Figure 1. The scatter plot illustrates the association between T2D and AD

Different colored lines represent various MR analysis methods, including inverse variance-weighted (IVW), weighted-median (WM), and MR-Egger. A, associations between T2D1 and AD1 in two-sample MR analysis. B, associations between T2D2 and AD2 in validation MR analysis.

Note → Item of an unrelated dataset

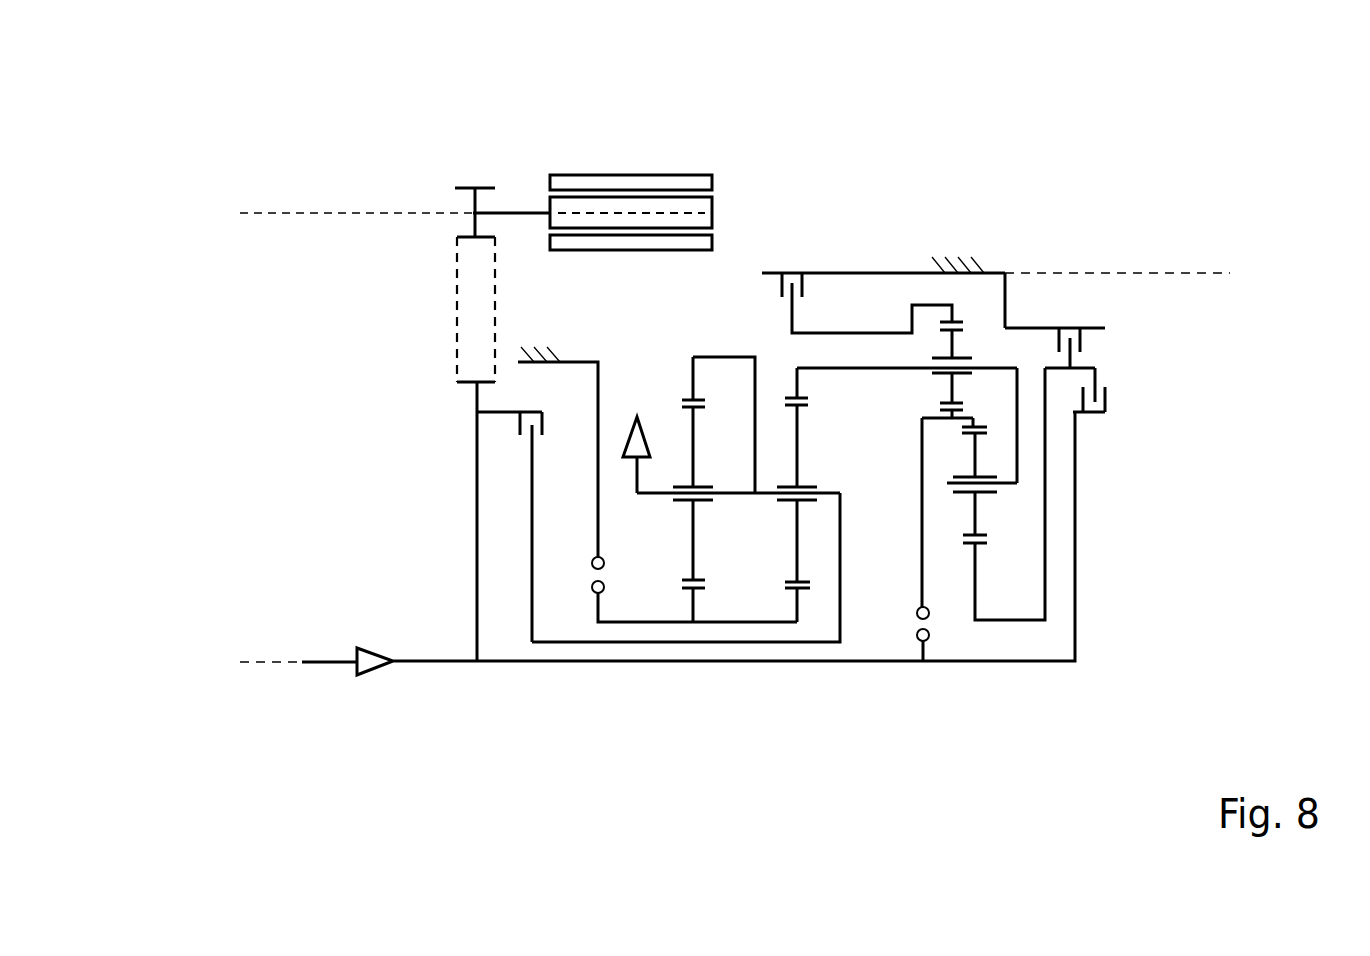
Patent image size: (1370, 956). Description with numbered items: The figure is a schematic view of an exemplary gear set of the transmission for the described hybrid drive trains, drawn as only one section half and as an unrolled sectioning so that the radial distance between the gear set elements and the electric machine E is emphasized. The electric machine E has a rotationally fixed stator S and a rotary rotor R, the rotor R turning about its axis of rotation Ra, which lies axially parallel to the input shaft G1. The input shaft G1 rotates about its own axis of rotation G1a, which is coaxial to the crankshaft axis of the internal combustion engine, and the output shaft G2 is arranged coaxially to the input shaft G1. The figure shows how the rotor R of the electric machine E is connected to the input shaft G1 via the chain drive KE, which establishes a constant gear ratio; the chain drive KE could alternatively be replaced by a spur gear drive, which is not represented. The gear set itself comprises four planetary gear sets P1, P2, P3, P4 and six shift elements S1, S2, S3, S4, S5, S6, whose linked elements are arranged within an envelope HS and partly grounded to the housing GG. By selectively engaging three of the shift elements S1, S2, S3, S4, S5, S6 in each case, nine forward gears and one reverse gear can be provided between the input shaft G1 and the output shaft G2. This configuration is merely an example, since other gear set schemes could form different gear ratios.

Table 1. Causal effect of type 2 diabetes on Alzheimer’s disease

Note: T2D, type 2 diabetes; AD: Alzheimer’s disease; IVW, inverse variance-weighted; WM, weighted-median; N-IV: number of instrumental variables; OR: odds ratio; CI: confidence interval.

 

Conclusion

In conclusion, according to the primary and validation MR analyses, T2D does not have a causal impact on AD. Currently, the definition of AD has gradually transitioned from being based solely on clinical symptoms to a biologically defined diagnostic framework (9). Reliance on a set of clinical symptoms or a single biomarker is insufficient for an AD diagnosis (9, 10). The etiological mechanisms of vascular dementia differ from those of AD, yet it has a high prevalence and comorbidity rate with AD in the elderly (11). This poses a challenge for early dementia-related studies to accurately screen and analyze pure AD patients, potentially contributing to the inconsistent findings observed in current research on the relationship between T2D and AD, encompassing both observational and MR studies. Our two-sample MR analysis utilized the largest available T2D and AD GWAS datasets and found no significant causal relationship between the two phenotypes. This is a robust finding, which is consistent with the current neuropathological perspective, pointing at a lack of association between diabetes and AD-related neuropathology (12).
Observational studies to date have consistently demonstrated a relationship between T2D and an increased risk of dementia. However, the associations are notably stronger for vascular dementia when compared to AD (13). As MR-based evaluation of associations is more accurate than observational studies, as they are less influenced by socioeconomic (14) and environmental factors (15, 16), we believe that future studies of T2D/dementia intersect should concentrate on exploring the impact of T2D on vascular dementia. These findings suggest that treatment strategies for T2D may only be effective in preventing non-AD-related dementia or cognitive impairment. This further underscores the importance of assessing dementia etiology and AD pathology in elderly patients with multiple comorbidities before devising individual cognitive care or treatment plans.

 

Ethics approval and consent to participate: All data sources used in this MR study received approval from an ethics standards committee on human experimentation and obtained informed consent from all participants.

Consent for publication: Not applicable.

Availability of data and materials: All GWAS summary datasets used in this study are publicly available for download by qualified researchers (https://gwas.mrcieu.ac.uk/ & https://r9.finngen.fi/).

Competing interests: The authors declare no conflicts of interest.

Funding: This work was supported by the Jiangsu Funding Program for Excellent Postdoctoral Talent (2023ZB184) and the China Postdoctoral Science Foundation (2023M741648).

Authors’ contributions: Dongming Liu: Writing and creating graphical representations. Ancha Baranova: Writing and manuscript refinement. Fuquan Zhang: Data collection, research design, and data analysis.

Acknowledgments: We thank all participants and investigators who contributed to the datasets analyzed.